Example: suppose that on the ACT math section, you answer 31 questions correctly out of the 60 total. With a raw score of 31, you might receive any one of three different scaled scores: 19, 20, or 21. The scaled score you receive would be determined by how difficult the exam was.

  • For instance, on the April administration of the ACT, you would have received a math score of 19 because the test was a little easier than average. 
  • On the June ACT, you would have received a 20 because the June test was close to average
  • On the December ACT, you would have received a 21 because the December test was harder than average.

Another way to look at it: in order to score a 20 in math, you would need a raw score of 31 on the easier test (April), 30 on the average test (June), and only 29 on the harder test (December).

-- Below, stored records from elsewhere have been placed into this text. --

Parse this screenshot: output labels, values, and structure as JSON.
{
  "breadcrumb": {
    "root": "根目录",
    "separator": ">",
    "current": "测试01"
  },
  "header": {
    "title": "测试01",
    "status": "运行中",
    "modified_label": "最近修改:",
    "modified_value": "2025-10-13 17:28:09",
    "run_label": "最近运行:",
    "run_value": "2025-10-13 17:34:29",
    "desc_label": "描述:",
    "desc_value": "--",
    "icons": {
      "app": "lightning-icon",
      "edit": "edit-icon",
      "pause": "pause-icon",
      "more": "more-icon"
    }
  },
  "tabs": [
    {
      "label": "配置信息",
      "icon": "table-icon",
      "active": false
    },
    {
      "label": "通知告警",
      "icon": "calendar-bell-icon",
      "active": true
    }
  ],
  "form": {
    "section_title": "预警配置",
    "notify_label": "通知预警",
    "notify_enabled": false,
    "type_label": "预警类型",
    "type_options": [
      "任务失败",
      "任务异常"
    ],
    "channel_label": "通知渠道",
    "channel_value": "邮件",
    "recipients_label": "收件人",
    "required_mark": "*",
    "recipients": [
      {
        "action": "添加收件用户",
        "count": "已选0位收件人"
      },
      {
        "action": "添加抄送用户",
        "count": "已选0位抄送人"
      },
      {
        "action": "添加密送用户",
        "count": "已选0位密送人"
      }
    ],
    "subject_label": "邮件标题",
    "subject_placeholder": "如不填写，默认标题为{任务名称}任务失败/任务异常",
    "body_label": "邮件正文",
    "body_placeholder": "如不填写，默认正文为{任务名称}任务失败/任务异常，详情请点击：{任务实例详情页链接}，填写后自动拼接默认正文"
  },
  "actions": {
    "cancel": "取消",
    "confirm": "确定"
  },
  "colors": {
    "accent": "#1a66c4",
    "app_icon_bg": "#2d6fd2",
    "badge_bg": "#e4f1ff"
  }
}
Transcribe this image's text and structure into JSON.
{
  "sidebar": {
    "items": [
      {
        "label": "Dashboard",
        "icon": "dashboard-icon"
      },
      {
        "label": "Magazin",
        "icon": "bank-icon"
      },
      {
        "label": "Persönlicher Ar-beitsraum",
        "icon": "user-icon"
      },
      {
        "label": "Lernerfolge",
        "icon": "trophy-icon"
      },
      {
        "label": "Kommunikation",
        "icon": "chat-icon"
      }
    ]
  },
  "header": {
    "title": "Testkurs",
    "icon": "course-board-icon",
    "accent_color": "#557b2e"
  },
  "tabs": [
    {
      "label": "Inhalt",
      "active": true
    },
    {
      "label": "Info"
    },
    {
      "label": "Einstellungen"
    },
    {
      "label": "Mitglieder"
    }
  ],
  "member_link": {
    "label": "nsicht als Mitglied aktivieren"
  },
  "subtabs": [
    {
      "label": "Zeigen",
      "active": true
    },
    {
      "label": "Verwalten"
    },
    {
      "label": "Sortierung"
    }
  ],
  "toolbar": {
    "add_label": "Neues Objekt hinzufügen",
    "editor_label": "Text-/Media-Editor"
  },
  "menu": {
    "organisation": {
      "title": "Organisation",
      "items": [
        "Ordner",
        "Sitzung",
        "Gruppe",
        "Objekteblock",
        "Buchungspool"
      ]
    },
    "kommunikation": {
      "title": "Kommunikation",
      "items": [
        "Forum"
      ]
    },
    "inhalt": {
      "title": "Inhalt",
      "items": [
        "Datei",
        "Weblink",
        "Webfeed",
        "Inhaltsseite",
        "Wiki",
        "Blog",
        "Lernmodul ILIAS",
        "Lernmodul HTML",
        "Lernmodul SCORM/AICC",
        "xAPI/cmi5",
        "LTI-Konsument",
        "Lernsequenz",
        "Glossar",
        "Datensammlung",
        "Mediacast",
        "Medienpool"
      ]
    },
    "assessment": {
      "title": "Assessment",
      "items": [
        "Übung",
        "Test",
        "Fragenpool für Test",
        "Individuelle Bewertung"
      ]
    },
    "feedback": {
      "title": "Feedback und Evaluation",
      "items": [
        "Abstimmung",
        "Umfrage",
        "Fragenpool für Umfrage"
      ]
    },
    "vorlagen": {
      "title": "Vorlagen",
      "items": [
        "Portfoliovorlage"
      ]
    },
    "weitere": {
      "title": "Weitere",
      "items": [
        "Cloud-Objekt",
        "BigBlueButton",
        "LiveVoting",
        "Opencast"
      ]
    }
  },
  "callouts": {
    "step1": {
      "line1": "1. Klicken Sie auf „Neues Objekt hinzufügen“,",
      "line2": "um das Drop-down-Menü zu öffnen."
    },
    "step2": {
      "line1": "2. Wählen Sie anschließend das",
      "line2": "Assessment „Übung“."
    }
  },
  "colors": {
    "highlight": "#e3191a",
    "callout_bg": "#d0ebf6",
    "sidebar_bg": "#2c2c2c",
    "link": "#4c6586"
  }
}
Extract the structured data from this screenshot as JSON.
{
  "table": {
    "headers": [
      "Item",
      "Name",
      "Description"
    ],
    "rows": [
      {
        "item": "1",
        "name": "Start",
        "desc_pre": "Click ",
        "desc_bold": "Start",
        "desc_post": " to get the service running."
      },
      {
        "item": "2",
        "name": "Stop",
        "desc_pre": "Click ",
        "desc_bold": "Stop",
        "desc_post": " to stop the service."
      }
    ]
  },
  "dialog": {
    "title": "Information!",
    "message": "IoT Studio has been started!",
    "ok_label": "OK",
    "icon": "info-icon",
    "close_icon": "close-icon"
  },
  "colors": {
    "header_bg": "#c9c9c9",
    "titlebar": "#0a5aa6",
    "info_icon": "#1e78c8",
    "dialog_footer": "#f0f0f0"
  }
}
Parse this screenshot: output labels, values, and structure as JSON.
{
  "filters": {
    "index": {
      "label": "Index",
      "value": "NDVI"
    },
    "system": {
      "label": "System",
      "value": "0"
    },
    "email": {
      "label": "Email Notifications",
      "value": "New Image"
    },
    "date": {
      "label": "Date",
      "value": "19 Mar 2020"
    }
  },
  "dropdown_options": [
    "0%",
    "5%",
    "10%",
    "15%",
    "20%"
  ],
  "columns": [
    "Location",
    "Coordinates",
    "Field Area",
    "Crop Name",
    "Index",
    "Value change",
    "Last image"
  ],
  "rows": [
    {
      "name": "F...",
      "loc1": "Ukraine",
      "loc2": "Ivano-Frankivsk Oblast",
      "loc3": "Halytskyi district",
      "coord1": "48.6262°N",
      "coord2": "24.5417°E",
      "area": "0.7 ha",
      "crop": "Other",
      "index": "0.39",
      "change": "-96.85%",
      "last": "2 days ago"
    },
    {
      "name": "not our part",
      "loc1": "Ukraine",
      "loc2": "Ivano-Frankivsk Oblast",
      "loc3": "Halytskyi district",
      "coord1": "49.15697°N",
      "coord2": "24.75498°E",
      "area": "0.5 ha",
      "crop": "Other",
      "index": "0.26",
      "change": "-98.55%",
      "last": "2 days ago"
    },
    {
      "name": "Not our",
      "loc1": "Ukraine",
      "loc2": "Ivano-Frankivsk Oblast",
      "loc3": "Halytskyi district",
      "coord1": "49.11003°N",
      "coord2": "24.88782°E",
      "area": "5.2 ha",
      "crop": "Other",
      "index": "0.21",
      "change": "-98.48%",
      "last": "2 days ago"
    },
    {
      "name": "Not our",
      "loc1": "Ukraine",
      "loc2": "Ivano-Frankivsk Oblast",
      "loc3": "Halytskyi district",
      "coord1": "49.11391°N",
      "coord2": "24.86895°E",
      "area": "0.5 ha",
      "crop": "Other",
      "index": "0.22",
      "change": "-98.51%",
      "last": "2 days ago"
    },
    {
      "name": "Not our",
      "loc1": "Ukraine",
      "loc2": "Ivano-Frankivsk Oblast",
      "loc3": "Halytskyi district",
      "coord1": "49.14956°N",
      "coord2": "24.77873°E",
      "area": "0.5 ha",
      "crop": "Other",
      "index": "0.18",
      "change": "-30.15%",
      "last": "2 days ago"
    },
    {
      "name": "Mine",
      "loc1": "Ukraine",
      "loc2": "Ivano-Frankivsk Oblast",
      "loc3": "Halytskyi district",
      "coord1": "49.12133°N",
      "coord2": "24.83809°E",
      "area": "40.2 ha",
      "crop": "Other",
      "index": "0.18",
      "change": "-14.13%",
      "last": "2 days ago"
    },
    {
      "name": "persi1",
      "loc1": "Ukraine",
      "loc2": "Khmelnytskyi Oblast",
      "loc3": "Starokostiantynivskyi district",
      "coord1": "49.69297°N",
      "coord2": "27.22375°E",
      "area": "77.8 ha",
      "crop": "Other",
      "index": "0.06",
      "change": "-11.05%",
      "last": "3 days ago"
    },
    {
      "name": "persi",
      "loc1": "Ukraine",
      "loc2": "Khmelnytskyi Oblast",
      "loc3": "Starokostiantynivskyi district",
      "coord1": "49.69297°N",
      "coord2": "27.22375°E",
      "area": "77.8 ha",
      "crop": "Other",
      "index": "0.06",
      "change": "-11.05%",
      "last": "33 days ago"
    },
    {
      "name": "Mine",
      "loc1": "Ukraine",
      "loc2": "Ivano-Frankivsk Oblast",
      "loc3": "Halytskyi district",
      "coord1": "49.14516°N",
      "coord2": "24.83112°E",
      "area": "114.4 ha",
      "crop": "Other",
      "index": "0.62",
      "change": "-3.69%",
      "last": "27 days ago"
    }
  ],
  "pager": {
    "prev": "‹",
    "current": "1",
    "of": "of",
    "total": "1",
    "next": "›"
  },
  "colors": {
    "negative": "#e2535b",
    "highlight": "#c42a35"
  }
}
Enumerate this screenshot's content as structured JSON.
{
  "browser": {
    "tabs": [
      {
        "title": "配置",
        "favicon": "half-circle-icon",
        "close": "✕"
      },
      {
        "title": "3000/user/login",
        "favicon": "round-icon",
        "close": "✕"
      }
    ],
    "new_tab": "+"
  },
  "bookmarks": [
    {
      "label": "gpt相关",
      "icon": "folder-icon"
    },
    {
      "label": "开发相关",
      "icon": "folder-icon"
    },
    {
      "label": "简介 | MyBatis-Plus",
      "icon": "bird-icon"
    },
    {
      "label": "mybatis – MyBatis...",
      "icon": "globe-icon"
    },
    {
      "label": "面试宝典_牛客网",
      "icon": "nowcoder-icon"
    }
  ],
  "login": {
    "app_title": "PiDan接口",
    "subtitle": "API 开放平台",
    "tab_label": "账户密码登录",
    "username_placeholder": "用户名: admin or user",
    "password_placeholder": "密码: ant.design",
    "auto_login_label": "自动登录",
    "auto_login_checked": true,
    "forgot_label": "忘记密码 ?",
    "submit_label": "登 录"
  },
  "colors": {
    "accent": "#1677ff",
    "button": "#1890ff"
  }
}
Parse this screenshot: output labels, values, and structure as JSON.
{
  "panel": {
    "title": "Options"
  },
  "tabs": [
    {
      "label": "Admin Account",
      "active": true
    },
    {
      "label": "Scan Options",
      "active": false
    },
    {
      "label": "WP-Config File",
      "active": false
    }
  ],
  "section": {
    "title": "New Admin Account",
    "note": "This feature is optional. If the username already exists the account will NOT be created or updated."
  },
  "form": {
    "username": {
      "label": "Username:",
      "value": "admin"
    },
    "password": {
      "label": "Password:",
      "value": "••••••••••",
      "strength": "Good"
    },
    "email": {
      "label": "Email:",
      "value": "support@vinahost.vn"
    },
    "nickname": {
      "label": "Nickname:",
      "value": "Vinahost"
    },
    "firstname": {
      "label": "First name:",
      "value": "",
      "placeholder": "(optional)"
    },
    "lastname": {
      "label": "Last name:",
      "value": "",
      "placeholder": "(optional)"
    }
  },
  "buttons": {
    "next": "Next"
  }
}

Please note that the months used in the above example were picked at random. The difficulty of any month's exam is not released to the public ahead of time. A common myth about the ACT curve is that the average test taker should avoid a particular test month if a large group of strong students will be taking the ACT that month, and instead take the test when a large group of weaker students will take the test. The (mistaken) assumption here is that the curve will push down the average student's score in the first situation (large group of strong students) and pull it up in the second situation (large group of weak students). The reality is that the curve is set before the exam is administered because it is based on the difficulty of the questions, not the quality of students taking the test. So even if in a particular month, a large group of strong students all earned perfect 36s, your score would be the same as it would have been if they not taken the test at all. In the same way, a large group of weaker students taking the test will not affect your score.

Bottom line: Take the ACT when it best suits your schedule and you have ample time to concentrate on your preparation for the exam. Don't worry about other students. Their scores will not affect your scores or vice versa. Instead, focus on yourself and what you need to do to reach your scoring potential.